Friday, September 01, 2006

And I thought Iraqi politics were complicated...

Everywhere around my neighborhood the word "Hamas" is spray-painted in green and the posters of Fatah are defaced. I found that surprising since Birzeit is a moderate and half-Christian town. I've been canvassing the Palestinians I've met about the political situation--a group that includes individuals at a refugee camp we visited, our various guides, and professors and students at school.

Here are some preliminary views I've heard.

1.) Palestinians voted for Hamas, even long-time Fatah members, mainly to "get back" at Fatah for its corruption, mafia-like leadership style, and the fact that the party had done so little for the Palestinians. Some Palestinians, of course, favored Hamas' more militant style, since they believed Fatah's failure made it clear that nothing can be gained by cooperating at every point with the Israelis because it means Palestinians just get taken advantage of. With Fatah, Palestinians saw more of their land taken, more stringent security procedures, more frequent incursions and campaigns into their areas, and finally, being cut off from the world with the wall.

Incidentally, Hamas parliamentarians and ministers are the only ones who have received any salaries the past 6 months.
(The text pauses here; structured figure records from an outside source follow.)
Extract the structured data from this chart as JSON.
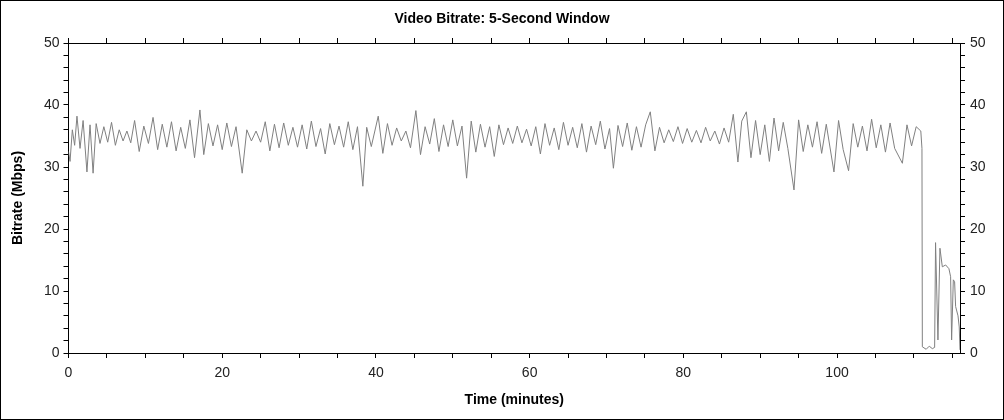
{
  "chart_data": {
    "type": "line",
    "title": "Video Bitrate: 5-Second Window",
    "xlabel": "Time (minutes)",
    "ylabel": "Bitrate (Mbps)",
    "x": [
      0,
      0.2,
      0.5,
      0.8,
      1.1,
      1.5,
      1.9,
      2.4,
      2.8,
      3.2,
      3.6,
      4.1,
      4.6,
      5.1,
      5.6,
      6.1,
      6.6,
      7.1,
      7.6,
      8.1,
      8.6,
      9.2,
      9.8,
      10.4,
      11,
      11.6,
      12.2,
      12.8,
      13.4,
      14,
      14.6,
      15.2,
      15.8,
      16.4,
      17.1,
      17.6,
      18.2,
      18.8,
      19.4,
      20,
      20.6,
      21.2,
      21.8,
      22.6,
      23.2,
      23.8,
      24.4,
      25,
      25.6,
      26.2,
      26.8,
      27.4,
      28,
      28.6,
      29.2,
      29.8,
      30.4,
      31,
      31.6,
      32.2,
      32.8,
      33.4,
      34,
      34.6,
      35.2,
      35.8,
      36.4,
      37,
      37.6,
      38.3,
      38.8,
      39.4,
      40.3,
      40.9,
      41.5,
      42.1,
      42.7,
      43.3,
      43.9,
      44.5,
      45.2,
      45.8,
      46.4,
      47,
      47.6,
      48.2,
      48.8,
      49.4,
      50,
      50.6,
      51.2,
      51.8,
      52.4,
      53,
      53.6,
      54.2,
      54.8,
      55.4,
      56,
      56.6,
      57.2,
      57.8,
      58.4,
      59,
      59.6,
      60.2,
      60.8,
      61.4,
      62,
      62.6,
      63.2,
      63.8,
      64.4,
      65,
      65.6,
      66.2,
      66.8,
      67.4,
      68,
      68.6,
      69.2,
      69.8,
      70.4,
      70.9,
      71.5,
      72.1,
      72.7,
      73.3,
      73.9,
      74.5,
      75.1,
      75.7,
      76.3,
      76.9,
      77.5,
      78.1,
      78.7,
      79.3,
      79.9,
      80.5,
      81.1,
      81.7,
      82.3,
      82.9,
      83.5,
      84.1,
      84.7,
      85.3,
      85.9,
      86.5,
      87.1,
      87.6,
      88.2,
      88.8,
      89.4,
      90,
      90.6,
      91.2,
      91.8,
      92.4,
      93,
      93.6,
      94.4,
      95,
      95.6,
      96.2,
      96.8,
      97.4,
      98,
      98.6,
      99.6,
      100.2,
      100.8,
      101.5,
      102.1,
      102.7,
      103.3,
      103.9,
      104.5,
      105.1,
      105.7,
      106.3,
      106.9,
      107.5,
      108.5,
      109.1,
      109.7,
      110.3,
      110.9,
      111.05,
      111.1,
      111.6,
      112,
      112.4,
      112.7,
      112.82,
      113.13,
      113.39,
      113.7,
      114.13,
      114.56,
      114.78,
      114.91,
      115.13,
      115.3,
      115.43,
      115.74,
      115.9,
      116
    ],
    "series": [
      {
        "color": "#808080",
        "values": [
          32.5,
          30.9,
          36,
          33.5,
          38.2,
          33,
          37.5,
          29.2,
          36.8,
          29,
          37,
          33.8,
          36.5,
          34,
          37.2,
          33.5,
          36,
          34.2,
          35.8,
          33.9,
          37.5,
          32.5,
          36.6,
          33.8,
          38,
          32.8,
          36.9,
          33.2,
          37.3,
          32.6,
          36.4,
          33,
          37.6,
          31.5,
          39.2,
          32,
          37,
          33.4,
          36.8,
          32.8,
          37.1,
          33.3,
          36.5,
          29,
          36,
          34.2,
          35.8,
          34,
          37.3,
          32.6,
          36.9,
          33.1,
          37.1,
          33.5,
          36.4,
          33.2,
          36.8,
          32.9,
          37.4,
          33.3,
          36.2,
          32.1,
          37,
          33.6,
          36.6,
          33.2,
          37.3,
          32.8,
          36.5,
          26.9,
          36.4,
          33.3,
          38.2,
          32.2,
          37,
          33.5,
          36.3,
          34.2,
          35.8,
          33.1,
          39.1,
          32,
          36.5,
          33.7,
          37.8,
          32.5,
          36.8,
          33.3,
          37.6,
          33.4,
          36.6,
          28.2,
          37.4,
          32.4,
          36.9,
          33.2,
          36.5,
          31.7,
          36.8,
          33.6,
          36.3,
          33.8,
          36.6,
          33.9,
          36.1,
          33.4,
          36.5,
          32.1,
          37,
          33.5,
          36.3,
          32.8,
          37.2,
          33.5,
          36.4,
          33.1,
          37,
          32.4,
          36.6,
          33.6,
          37.4,
          32.9,
          36.2,
          29.8,
          36.7,
          33.3,
          37.1,
          32.7,
          36.5,
          33.2,
          36.8,
          38.9,
          32.6,
          36.4,
          33.9,
          36,
          34.1,
          36.5,
          33.8,
          36.2,
          34,
          35.9,
          33.9,
          36.4,
          34.2,
          35.8,
          33.7,
          36.3,
          34,
          38.5,
          30.8,
          37.4,
          38.9,
          31.5,
          37.5,
          32,
          36.8,
          30.9,
          37.9,
          32.6,
          37.2,
          33,
          26.3,
          37.6,
          32.5,
          36.8,
          33.2,
          37.3,
          32.2,
          36.9,
          29.2,
          37.5,
          32.8,
          29.4,
          37,
          33.2,
          36.6,
          32.6,
          37.7,
          33.1,
          36.8,
          32.4,
          37.1,
          33,
          30.6,
          36.8,
          33.4,
          36.5,
          35.8,
          33,
          1,
          0.6,
          1.1,
          0.7,
          0.9,
          17.8,
          2.1,
          16.9,
          13.9,
          14.2,
          13.6,
          12.3,
          2.1,
          11.8,
          11.5,
          7.5,
          6,
          4.2,
          0.5
        ]
      }
    ],
    "xlim": [
      0,
      116
    ],
    "xticks": [
      0,
      {
        "value": 5,
        "label": null
      },
      {
        "value": 10,
        "label": null
      },
      {
        "value": 15,
        "label": null
      },
      20,
      {
        "value": 25,
        "label": null
      },
      {
        "value": 30,
        "label": null
      },
      {
        "value": 35,
        "label": null
      },
      40,
      {
        "value": 45,
        "label": null
      },
      {
        "value": 50,
        "label": null
      },
      {
        "value": 55,
        "label": null
      },
      60,
      {
        "value": 65,
        "label": null
      },
      {
        "value": 70,
        "label": null
      },
      {
        "value": 75,
        "label": null
      },
      80,
      {
        "value": 85,
        "label": null
      },
      {
        "value": 90,
        "label": null
      },
      {
        "value": 95,
        "label": null
      },
      100,
      {
        "value": 105,
        "label": null
      },
      {
        "value": 110,
        "label": null
      },
      {
        "value": 115,
        "label": null
      }
    ],
    "ylim": [
      0,
      50
    ],
    "yticks": [
      0,
      {
        "value": 2,
        "label": null
      },
      {
        "value": 4,
        "label": null
      },
      {
        "value": 6,
        "label": null
      },
      {
        "value": 8,
        "label": null
      },
      10,
      {
        "value": 12,
        "label": null
      },
      {
        "value": 14,
        "label": null
      },
      {
        "value": 16,
        "label": null
      },
      {
        "value": 18,
        "label": null
      },
      20,
      {
        "value": 22,
        "label": null
      },
      {
        "value": 24,
        "label": null
      },
      {
        "value": 26,
        "label": null
      },
      {
        "value": 28,
        "label": null
      },
      30,
      {
        "value": 32,
        "label": null
      },
      {
        "value": 34,
        "label": null
      },
      {
        "value": 36,
        "label": null
      },
      {
        "value": 38,
        "label": null
      },
      40,
      {
        "value": 42,
        "label": null
      },
      {
        "value": 44,
        "label": null
      },
      {
        "value": 46,
        "label": null
      },
      {
        "value": 48,
        "label": null
      },
      50
    ],
    "y2lim": [
      0,
      50
    ],
    "y2ticks": [
      0,
      {
        "value": 2,
        "label": null
      },
      {
        "value": 4,
        "label": null
      },
      {
        "value": 6,
        "label": null
      },
      {
        "value": 8,
        "label": null
      },
      10,
      {
        "value": 12,
        "label": null
      },
      {
        "value": 14,
        "label": null
      },
      {
        "value": 16,
        "label": null
      },
      {
        "value": 18,
        "label": null
      },
      20,
      {
        "value": 22,
        "label": null
      },
      {
        "value": 24,
        "label": null
      },
      {
        "value": 26,
        "label": null
      },
      {
        "value": 28,
        "label": null
      },
      30,
      {
        "value": 32,
        "label": null
      },
      {
        "value": 34,
        "label": null
      },
      {
        "value": 36,
        "label": null
      },
      {
        "value": 38,
        "label": null
      },
      40,
      {
        "value": 42,
        "label": null
      },
      {
        "value": 44,
        "label": null
      },
      {
        "value": 46,
        "label": null
      },
      {
        "value": 48,
        "label": null
      },
      50
    ],
    "grid": false,
    "legend": false,
    "marker": "none"
  }
}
The others have received nada, since the West cut off funding to the PA. The Palestinians with whom I spoke believed the money was coming from Iran and/or Syria, and that it was obvious that Hamas was very well-funded. (I don't quite understand the West's logic. Hamas' ability to "take care of their own" and buy support in a society in serious need of finances will just increase the party's standing. Everyone was outraged about the West's cutting off aid as not hurting Hamas, whom they intended to punish, but hurting the Palestinian people. The Palestinians were not blaming Hamas, but the West, for this worsened condition. We did similarly in Iraq, stood by as the Iranians heavily funded the Shia Islamists parties. Meanwhile, the moderate democrats there pleaded for support and funding and we didn't do anything because we "didn't want to interfere". And we wonder why Islamists won the elections?)

2.) Most saw the two-state solution as the best of the all bad options. "We MUST have our freedom," they all exclaimed. They all agreed living under occupation was like living in a prison and was inhumane and unbearable. A two-state solution would at least give them sovereignty within their areas.
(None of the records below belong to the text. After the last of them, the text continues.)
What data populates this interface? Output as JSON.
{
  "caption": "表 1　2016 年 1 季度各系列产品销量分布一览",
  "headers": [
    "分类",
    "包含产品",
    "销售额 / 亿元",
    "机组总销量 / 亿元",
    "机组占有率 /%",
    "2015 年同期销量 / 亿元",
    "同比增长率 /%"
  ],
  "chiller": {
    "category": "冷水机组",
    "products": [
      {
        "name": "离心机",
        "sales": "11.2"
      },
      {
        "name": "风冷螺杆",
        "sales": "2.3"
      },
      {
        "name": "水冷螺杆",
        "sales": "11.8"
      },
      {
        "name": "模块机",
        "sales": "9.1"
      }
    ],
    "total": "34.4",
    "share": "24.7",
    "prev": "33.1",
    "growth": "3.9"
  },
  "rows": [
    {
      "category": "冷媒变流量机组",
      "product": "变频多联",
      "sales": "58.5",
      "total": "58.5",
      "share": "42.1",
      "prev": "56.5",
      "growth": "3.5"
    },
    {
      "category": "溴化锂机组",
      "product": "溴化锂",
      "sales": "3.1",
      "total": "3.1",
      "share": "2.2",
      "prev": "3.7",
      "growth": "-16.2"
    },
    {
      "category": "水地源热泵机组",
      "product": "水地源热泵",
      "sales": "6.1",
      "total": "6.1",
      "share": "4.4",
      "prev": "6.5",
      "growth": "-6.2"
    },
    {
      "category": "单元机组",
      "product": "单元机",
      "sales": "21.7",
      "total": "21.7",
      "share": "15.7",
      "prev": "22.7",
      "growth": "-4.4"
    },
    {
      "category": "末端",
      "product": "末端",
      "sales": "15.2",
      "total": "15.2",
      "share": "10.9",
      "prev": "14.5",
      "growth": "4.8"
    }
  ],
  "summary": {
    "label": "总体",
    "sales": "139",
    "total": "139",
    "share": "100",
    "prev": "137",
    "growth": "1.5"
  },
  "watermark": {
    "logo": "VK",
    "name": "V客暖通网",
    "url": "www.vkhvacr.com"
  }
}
3.) Most believed it just that the "right of return" meant that Palestinians who could prove their land holdings in Israel should be allowed to get their land back or be compensated. However, they were sure a two-state solution would mean compromise on this point and they would be satisfied with the "right of return" for Palestinians outside the territories to return home.

4.) The students I talked to, interestingly, all said that the only way to accomplish these goals was through militant resistance, since past experience had shown Israel would not respond to anything else. I didn't get clear answers from the older folks. (Not a good trend if the youth are getting farther and farther apart, and more and more militant.) The students pointed out that all the parties call for resistance (even leftist parties, such as the PFLP and Communists). There is only one leader (I can't remember his name!) who does not and he is regarded as a buffoon by most Palestinians and has very little support even though he is heavily funded by the EU. I asked the students why smart, moderate individuals like themselves didn't start a party and they laughed. I'm going to keep pressing!

As another aside about students and politics, the Public Relations head officer of Birzeit said the students are extremely politicized. Their student council is voted upon by party: for example, Hamas won the majority of seats on the council last year and Fatah the second highest. I asked if they ever collaborate on activities or if this means that most of their activities are political in nature. He said that they do collaborate on protests about school fees or issues, or against the occupation. However, most issues become political. He did not think that the student groups received financial or other support from the parties themselves. (I find this highly doubtful; this was a big problem in Iraq.)

5.) Gaza is much more radical politically than the West Bank because they are much more economically impoverished and isolated. A girl in our program is Palestinian-German, originally from Gaza, and went there for a while before coming to Birzeit. Her description paralleled Iraq: intermittent electricity and water, daily shootings and killings, very Islamist.

Okay, off to Ramallah to hear a jazz concert. Contrary to the news, Ramallah is a very happening and fun city! Classes start tomorrow... Oh yeah, and I got my first proposal last night from our neighbor (23 and owns a supermarket across the street. Yes, Justin, I refused him, of course! I said he was just a boy and I was way too old for him!)